Reminds me of that whole frog-in-a-pot thought experiment. If you toss a frog into a pot of boiling water, it jumps back out immediately. But if you put it in a pot of room-temperature water, and slowly raise the temperature, the frog gets acclimated slowly and doesn't notice that sooner or later, he's being boiled alive.

2 comments

The analogy is apt, but one must remember in the original frog experiment the frog's brain had been surgically altered.

https://en.m.wikipedia.org/wiki/Boiling_frog#Experiments_and...

> the frog's brain had been surgically altered.

Article says removed.

Yep. That certainly qualifies as an alteration! :)

To be frank, I wasn't sure how much of the brain stem was left, but was aware of wikipedia's wording.

To your point, I noticed that chocolate milk cartons have decreased from 1L to 750ML, yet they kept the same price.

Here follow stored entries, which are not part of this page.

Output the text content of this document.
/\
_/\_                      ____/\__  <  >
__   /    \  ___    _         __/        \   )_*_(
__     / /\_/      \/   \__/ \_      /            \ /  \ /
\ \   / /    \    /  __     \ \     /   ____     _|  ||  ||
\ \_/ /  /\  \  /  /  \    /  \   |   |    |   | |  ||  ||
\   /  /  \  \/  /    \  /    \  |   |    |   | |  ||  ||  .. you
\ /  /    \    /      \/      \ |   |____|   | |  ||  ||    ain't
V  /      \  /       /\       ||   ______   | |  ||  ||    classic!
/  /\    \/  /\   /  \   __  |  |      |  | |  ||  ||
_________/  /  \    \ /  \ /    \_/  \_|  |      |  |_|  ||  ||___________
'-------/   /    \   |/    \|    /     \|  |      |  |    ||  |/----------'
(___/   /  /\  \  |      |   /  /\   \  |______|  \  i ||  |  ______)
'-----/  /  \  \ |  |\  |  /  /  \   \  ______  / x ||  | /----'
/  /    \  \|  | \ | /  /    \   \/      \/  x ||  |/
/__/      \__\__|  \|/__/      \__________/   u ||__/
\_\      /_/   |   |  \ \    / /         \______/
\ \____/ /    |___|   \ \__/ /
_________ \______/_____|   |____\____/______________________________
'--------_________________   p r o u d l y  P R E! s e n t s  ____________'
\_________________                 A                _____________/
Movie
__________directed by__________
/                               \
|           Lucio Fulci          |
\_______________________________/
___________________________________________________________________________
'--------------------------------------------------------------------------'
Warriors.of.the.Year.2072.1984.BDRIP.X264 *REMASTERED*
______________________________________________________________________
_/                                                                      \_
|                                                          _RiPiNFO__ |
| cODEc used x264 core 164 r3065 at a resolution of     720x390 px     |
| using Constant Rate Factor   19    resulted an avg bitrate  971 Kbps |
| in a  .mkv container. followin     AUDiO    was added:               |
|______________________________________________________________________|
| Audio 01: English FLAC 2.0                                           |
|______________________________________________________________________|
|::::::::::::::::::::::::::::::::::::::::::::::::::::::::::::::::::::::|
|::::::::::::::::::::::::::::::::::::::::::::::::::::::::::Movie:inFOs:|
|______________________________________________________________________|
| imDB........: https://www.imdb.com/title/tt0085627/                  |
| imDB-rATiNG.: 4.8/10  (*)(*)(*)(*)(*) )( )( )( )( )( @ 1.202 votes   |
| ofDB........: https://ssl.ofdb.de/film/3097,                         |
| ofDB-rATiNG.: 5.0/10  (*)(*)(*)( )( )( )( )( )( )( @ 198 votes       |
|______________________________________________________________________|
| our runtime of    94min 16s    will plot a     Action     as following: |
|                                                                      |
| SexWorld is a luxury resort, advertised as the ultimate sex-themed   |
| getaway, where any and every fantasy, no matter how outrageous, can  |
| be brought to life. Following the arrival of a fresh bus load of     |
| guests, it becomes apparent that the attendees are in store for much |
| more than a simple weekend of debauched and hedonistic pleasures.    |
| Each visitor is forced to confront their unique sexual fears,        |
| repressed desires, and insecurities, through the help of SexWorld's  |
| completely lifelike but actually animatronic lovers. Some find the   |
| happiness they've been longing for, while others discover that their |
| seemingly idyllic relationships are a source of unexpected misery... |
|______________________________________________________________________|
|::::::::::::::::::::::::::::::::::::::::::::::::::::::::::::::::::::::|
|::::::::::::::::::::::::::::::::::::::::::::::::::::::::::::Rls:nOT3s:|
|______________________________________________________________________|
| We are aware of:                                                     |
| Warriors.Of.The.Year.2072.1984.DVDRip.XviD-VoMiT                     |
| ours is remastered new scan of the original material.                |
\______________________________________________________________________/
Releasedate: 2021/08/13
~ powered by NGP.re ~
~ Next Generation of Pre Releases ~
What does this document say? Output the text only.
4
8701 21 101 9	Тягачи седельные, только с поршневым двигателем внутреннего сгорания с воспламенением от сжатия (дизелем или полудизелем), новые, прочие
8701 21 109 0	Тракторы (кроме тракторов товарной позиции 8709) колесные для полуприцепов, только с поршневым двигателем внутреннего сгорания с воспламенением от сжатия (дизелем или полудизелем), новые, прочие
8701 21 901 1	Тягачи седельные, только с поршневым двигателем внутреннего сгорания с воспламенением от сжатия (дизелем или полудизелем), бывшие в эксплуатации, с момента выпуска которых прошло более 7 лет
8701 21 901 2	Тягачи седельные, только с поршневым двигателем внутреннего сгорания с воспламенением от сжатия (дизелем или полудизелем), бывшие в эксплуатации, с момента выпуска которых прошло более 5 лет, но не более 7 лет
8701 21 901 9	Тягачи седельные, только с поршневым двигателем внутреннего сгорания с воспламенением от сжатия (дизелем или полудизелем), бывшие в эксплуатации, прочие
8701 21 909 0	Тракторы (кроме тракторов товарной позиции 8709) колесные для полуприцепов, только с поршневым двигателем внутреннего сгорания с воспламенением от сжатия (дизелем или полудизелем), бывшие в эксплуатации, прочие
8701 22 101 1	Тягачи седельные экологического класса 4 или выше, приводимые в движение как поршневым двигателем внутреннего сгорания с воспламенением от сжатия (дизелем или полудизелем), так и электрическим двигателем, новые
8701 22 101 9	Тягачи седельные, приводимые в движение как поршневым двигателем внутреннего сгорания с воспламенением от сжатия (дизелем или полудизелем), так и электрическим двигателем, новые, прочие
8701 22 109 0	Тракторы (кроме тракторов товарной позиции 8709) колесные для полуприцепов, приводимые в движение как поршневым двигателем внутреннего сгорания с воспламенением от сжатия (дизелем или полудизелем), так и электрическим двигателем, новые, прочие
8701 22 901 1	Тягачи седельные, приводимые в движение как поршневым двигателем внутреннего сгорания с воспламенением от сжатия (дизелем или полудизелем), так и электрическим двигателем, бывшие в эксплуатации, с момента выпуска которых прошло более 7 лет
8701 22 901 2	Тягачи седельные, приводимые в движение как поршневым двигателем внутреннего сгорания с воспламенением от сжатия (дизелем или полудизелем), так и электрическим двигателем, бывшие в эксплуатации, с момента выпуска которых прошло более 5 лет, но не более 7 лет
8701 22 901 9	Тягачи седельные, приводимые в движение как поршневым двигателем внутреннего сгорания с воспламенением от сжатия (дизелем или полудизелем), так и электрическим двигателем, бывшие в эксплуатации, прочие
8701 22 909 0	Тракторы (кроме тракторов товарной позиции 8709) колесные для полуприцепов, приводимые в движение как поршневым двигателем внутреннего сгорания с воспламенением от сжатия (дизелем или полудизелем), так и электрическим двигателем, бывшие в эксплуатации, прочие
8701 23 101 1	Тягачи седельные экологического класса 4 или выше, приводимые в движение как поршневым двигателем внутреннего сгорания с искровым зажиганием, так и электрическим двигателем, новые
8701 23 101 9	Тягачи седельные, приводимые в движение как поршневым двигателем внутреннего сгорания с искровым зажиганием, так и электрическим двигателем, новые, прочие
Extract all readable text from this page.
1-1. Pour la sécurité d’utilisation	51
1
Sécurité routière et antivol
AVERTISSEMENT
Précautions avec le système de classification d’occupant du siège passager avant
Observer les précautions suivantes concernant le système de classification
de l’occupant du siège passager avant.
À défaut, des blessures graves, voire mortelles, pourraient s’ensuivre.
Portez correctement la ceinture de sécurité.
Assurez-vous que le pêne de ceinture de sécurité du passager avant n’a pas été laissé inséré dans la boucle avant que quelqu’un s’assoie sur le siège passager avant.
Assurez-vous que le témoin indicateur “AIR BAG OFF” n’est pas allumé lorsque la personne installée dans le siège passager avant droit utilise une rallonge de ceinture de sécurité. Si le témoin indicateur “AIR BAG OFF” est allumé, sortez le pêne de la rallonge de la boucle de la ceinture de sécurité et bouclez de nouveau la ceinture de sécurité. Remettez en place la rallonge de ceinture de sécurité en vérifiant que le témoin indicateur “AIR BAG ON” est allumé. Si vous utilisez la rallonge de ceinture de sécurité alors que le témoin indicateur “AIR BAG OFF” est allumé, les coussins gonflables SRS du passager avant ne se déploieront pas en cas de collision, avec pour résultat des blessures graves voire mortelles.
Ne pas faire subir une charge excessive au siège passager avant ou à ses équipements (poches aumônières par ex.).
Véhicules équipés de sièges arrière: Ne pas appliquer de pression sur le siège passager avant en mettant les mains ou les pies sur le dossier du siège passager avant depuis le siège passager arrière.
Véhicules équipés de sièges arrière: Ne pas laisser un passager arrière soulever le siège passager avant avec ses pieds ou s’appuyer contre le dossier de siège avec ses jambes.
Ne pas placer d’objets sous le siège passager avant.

Further, the 750ML option was not offered before, and the 1L option is not offered now, which adds to the deception.
I find it most frustrating when you go to a shop and there's two things roughly equivalent you want to buy, one of them is $2 for 200 mL and the other is $1.80 for 180 g.

There's every other kind of trickery in the shops to prevent you from being able to assess the relative value of two products, to render those price comparisons redundant (like the fact that the two products are listed, one $/100 g and the other listed $/kg).

I've just moved to Germany, and here it's almost impossible to buy the thing you want — they always seem to subpackage it into segments so that you have to use more than you want and therefore come back. I thought the marketplace was hostile in Australia sheesh.

(But, 750 megalitres is significantly more than 750 litres.)